Si je pouvais passer beaucoup de temps à faire de la biblio, c’est grâce à un patron compréhensif avec lequel pourtant je ne me suis pas entendu. Peu importe, mais dans d’autres laboratoires, qu’en est-il des doctorants ? J’ai eu vent de deux situations exemplaires. L’une rapportée par une jeune doctorante qui, ayant fait un stage d’un mois dans un laboratoire de Nice, dirigé alors, c’était il y a vingt ans, par une grosse pointure nobélisable en médecine, me confiait que les doctorants se devaient de consacrer l’intégralité des cinq jours de la semaine à faire de la paillasse et que ceux qui le souhaitaient, feraient leur biblio le samedi. Autre cas de figure, rapporté par un confrère chercheur. Un laboratoire à Strasbourg, dirigé aussi par un nobélisable. Des tas de post-doc dont la tâche est de venir le matin, prendre leur feuille de route, faire l’expérience, rendre les résultats et ainsi de suite. Et pas question de se plaindre. Un jour, l’un d’eux osa contester cette manière de faire. Son chef de paillasse lui affirma sans équivoque que s’il n’était pas satisfait, il pouvait partir et que sa place serait occupée la semaine suivante. Eh oui, travailler chez ce grand ponte était très demandé.
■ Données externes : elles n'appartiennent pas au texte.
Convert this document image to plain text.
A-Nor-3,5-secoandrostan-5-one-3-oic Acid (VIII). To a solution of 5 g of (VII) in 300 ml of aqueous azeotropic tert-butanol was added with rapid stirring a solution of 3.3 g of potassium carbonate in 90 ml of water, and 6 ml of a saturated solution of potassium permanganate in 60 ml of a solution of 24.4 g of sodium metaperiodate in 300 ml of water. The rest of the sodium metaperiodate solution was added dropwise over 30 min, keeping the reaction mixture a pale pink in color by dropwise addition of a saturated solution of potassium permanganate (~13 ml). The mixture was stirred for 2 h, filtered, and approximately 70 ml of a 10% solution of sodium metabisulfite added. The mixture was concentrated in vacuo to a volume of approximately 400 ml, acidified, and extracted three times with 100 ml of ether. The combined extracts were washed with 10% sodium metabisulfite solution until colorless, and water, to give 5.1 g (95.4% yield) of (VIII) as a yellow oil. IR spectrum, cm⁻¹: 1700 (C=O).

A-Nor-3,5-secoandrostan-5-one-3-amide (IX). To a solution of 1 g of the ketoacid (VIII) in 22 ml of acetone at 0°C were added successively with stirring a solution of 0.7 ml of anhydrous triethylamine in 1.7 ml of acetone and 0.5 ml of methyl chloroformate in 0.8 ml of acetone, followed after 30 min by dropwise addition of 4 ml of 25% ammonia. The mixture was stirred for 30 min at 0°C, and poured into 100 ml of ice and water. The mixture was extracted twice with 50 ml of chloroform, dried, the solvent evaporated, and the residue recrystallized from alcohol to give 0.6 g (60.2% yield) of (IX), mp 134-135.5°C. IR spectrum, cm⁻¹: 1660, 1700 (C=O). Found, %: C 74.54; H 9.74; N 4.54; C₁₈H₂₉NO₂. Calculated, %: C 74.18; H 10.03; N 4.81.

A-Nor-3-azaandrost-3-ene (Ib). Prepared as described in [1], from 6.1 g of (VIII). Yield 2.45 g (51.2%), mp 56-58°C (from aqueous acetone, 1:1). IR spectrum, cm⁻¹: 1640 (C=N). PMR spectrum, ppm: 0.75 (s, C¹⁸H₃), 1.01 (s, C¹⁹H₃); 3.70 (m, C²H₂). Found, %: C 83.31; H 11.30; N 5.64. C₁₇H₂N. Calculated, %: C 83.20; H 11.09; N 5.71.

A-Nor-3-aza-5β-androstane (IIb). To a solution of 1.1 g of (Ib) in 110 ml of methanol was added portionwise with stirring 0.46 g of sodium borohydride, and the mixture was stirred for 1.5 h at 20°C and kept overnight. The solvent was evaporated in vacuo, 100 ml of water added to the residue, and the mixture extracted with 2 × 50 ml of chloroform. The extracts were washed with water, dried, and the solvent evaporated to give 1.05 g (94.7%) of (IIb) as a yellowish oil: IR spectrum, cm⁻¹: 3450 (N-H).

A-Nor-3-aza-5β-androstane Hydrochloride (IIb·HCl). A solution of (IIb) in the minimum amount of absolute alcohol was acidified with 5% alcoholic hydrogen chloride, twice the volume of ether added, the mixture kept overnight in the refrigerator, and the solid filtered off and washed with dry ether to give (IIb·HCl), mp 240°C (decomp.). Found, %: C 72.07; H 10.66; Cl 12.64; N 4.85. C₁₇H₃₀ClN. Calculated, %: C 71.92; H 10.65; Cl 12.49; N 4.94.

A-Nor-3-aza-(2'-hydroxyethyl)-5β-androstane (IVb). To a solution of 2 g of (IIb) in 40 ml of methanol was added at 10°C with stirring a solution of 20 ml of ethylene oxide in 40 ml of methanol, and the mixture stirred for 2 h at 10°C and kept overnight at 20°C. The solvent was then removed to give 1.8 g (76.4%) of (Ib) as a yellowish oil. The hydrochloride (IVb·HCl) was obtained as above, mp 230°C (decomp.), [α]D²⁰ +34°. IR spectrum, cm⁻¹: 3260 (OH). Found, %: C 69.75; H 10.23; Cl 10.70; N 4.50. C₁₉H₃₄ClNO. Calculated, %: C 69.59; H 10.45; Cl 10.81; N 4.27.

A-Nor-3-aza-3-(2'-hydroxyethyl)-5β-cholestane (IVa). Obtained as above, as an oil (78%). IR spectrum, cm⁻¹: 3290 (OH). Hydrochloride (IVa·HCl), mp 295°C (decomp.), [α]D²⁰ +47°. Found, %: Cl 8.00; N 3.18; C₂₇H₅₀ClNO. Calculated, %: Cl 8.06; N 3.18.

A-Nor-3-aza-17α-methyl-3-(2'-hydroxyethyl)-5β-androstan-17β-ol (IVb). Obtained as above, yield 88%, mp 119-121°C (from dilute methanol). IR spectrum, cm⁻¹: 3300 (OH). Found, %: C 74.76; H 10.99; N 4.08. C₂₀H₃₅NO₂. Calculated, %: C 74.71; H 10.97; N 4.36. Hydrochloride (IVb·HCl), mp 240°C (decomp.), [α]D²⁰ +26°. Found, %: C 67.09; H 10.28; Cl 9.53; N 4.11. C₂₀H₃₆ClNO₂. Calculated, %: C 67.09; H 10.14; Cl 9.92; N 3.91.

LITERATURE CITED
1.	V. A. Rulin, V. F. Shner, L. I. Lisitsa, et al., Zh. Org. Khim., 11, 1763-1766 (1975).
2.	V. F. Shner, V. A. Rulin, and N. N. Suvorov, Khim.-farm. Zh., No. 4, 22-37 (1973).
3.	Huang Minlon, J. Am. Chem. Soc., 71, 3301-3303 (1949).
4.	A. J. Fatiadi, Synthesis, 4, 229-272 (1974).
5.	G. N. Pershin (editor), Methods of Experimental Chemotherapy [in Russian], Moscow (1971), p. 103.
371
Ces anecdotes ont permis je l’espère, de pendre conscience du côté cérébral, intellectuel et abstrait de la science avec ses deux volets, expérience et théorie. Aucune situation ne ressemble à une autre. La plupart des patrons ne sont pas opposés à ce que le doctorant fasse de la biblio, mais aucun ne l’encourage vraiment, excepté pour répondre à un usage routinier. Parmi les thésards, la plupart ont leur petites fiches dans des petits casiers, juste le minimum pour couvrir leur sujet et si nécessaire, participer à la rédaction de la publication ou présenter leur travail ; d’autres, plus rares, dévorent les publications, attaquent la feuille au surligneur, puis classent leurs documents dans des chemises cartonnées. Ce qui évite de perdre du temps à recopier les fiches. Et comme leur cerveau est bien architecturé, ils peuvent retrouver une publication dans l’instant, allant la chercher dans la bonne chemise. Lorsque j’ai quitté Toulouse, j’ai dû léguer au laboratoire un millier de photocopies d’articles disposés dans des dizaines de chemises.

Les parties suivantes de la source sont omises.